If your source also provides daily data, levels, or station metadata, supply the corresponding optional function arguments. Only the capabilities you implement will be advertised by hc_list_sources().

Using a stored station list when no endpoint exists

Some sources do not expose a station-listing endpoint. In those cases, bundle a character vector of known station IDs directly in the package and return it from list_stations_fn:

.MYPROV_STATIONS <- c("MP001", "MP002", "MP003")

.myprov_list_stations <- function() .MYPROV_STATIONS

The tradeoff is that the list must be maintained manually as the network changes. The router only requires that list_stations_fn() return a character vector; how that vector is produced is left entirely to the adapter.

Step 2 - Register the adapter

Add one line to the .onLoad block in R/hydrocan-package.R:

.onLoad <- function(libname, pkgname) {
  register_hydrocan_adapter(hydrocan_adapter_hydroquebec())
  register_hydrocan_adapter(hydrocan_adapter_cehq())
  register_hydrocan_adapter(hydrocan_adapter_myprov())   # add this
}

Step 3 - Add tests

Tests for adapters are written against a mock adapter rather than hitting the live network. This keeps the test suite fast and fully offline.

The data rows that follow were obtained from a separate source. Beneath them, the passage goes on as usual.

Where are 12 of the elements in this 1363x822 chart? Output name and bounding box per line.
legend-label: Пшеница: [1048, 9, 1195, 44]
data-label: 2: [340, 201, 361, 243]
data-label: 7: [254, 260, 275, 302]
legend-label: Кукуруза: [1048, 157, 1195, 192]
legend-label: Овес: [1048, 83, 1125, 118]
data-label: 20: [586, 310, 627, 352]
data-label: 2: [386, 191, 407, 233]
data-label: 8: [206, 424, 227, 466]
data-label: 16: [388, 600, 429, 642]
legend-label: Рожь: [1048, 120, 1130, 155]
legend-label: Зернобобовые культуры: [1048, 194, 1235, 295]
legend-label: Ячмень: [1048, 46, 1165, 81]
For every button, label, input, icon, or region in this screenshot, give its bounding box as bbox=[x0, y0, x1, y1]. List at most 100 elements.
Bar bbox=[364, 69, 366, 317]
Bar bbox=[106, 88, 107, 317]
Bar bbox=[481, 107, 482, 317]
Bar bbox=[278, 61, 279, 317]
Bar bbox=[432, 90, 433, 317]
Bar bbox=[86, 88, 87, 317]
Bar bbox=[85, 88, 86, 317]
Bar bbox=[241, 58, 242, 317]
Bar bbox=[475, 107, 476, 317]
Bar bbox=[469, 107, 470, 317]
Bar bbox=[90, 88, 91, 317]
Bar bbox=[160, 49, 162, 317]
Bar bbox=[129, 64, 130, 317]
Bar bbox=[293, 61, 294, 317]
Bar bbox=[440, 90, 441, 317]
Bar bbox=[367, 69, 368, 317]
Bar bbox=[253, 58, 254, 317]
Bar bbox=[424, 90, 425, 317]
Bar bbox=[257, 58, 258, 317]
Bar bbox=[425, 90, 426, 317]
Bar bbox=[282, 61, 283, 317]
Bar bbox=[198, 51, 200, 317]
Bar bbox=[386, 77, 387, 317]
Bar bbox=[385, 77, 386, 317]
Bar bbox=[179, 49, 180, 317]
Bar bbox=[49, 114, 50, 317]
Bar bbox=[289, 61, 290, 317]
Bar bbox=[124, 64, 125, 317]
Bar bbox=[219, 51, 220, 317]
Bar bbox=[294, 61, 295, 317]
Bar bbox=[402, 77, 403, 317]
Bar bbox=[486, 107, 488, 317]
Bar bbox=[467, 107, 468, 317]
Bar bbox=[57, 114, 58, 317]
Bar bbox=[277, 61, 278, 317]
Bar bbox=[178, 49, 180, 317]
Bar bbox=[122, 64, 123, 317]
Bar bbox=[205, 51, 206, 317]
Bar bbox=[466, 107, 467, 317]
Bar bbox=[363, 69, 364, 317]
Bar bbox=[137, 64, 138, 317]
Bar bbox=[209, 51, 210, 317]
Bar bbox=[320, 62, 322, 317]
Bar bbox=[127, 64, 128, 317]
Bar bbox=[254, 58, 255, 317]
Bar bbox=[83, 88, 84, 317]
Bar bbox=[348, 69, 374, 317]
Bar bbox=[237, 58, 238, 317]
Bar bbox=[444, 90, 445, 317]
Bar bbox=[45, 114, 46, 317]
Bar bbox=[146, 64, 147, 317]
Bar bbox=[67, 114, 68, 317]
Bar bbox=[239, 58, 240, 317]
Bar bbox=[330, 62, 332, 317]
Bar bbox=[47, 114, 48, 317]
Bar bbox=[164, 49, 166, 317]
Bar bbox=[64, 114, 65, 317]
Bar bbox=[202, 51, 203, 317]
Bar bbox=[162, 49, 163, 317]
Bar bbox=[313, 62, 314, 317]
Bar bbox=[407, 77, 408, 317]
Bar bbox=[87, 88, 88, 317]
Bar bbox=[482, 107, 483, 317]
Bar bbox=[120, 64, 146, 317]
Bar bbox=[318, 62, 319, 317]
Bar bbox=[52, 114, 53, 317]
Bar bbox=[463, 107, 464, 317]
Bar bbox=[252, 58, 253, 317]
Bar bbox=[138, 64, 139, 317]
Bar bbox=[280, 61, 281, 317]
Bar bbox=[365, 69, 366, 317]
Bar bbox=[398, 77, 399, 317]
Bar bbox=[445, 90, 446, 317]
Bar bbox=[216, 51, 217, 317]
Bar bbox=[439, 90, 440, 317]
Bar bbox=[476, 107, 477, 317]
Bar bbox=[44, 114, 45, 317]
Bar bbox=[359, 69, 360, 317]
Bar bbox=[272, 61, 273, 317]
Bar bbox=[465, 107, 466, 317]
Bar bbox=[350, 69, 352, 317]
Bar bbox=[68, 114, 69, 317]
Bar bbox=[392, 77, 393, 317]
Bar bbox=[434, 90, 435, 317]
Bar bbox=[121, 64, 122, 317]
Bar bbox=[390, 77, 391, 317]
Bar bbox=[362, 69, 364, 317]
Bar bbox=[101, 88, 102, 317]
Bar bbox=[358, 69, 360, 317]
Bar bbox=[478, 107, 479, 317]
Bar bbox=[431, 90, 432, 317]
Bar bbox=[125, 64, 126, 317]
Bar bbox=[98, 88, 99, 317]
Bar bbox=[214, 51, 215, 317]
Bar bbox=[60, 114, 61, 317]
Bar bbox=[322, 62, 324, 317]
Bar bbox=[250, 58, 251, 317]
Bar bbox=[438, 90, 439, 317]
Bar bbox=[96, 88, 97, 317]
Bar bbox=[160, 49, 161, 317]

The pattern, established in tests/testthat/helper-mocks.R, is:

  1. Write a list_stations_fn that returns a hardcoded character vector.
  2. Write fetch functions that generate deterministic tibbles from their date arguments without making any HTTP requests.
  3. Assemble these into an adapter with new_hydrocan_adapter().
  4. Register it for the duration of a single test with local_register_adapter(), which restores the prior registry state on exit.
.myprov_stations <- c("MP001", "MP002")

.myprov_mock_fetch_flows <- function(station_id, start_date, end_date) {
  dates <- seq(as.Date(start_date), as.Date(end_date), by = "day")
  tibble::tibble(
    station_id    = station_id,
    timestamp     = as.POSIXct(dates, tz = "UTC"),
    value         = seq_along(dates) * 1.0,
    parameter     = "water_discharge",
    unit          = "m3/s",
    provider_name = "myprov",
    quality_code  = NA_character_,
    qf_desc       = NA_character_
  )
}

mock_myprov_adapter <- new_hydrocan_adapter(
  "myprov",
  "Mock MyProv adapter for offline testing.",
  function() .myprov_stations,
  fetch_flows_fn = .myprov_mock_fetch_flows
)

test_that("myprov adapter returns correct schema", {
  local_register_adapter(mock_myprov_adapter)
  result <- hc_read_flows(
    station_id = "MP001",
    start_date = "2024-01-01",
    end_date   = "2024-01-03",
    source     = "myprov"
  )
  expect_s3_class(result, "hydrocan_realtime")
  expect_equal(nrow(result), 3L)
})

local_register_adapter() and local_clear_registry() are defined in tests/testthat/helper-mocks.R and are available to all test files automatically.

What the schema validator will catch

validate_hydrocan_schema() is called automatically after every data-fetching API call (hc_read_flows(), hc_read_daily_flows(), hc_read_levels(), hc_read_daily_levels()). It will stop with a clear message if:

  • Any required column is missing from the returned tibble.

It also normalises the unit column: common variants such as "m³/s", "cms", or "m^3/s" are all mapped to the canonical "m3/s". Unrecognised unit strings pass through unchanged with a warning, identifying the raw string so it can be added to the mapping table in R/schema.R.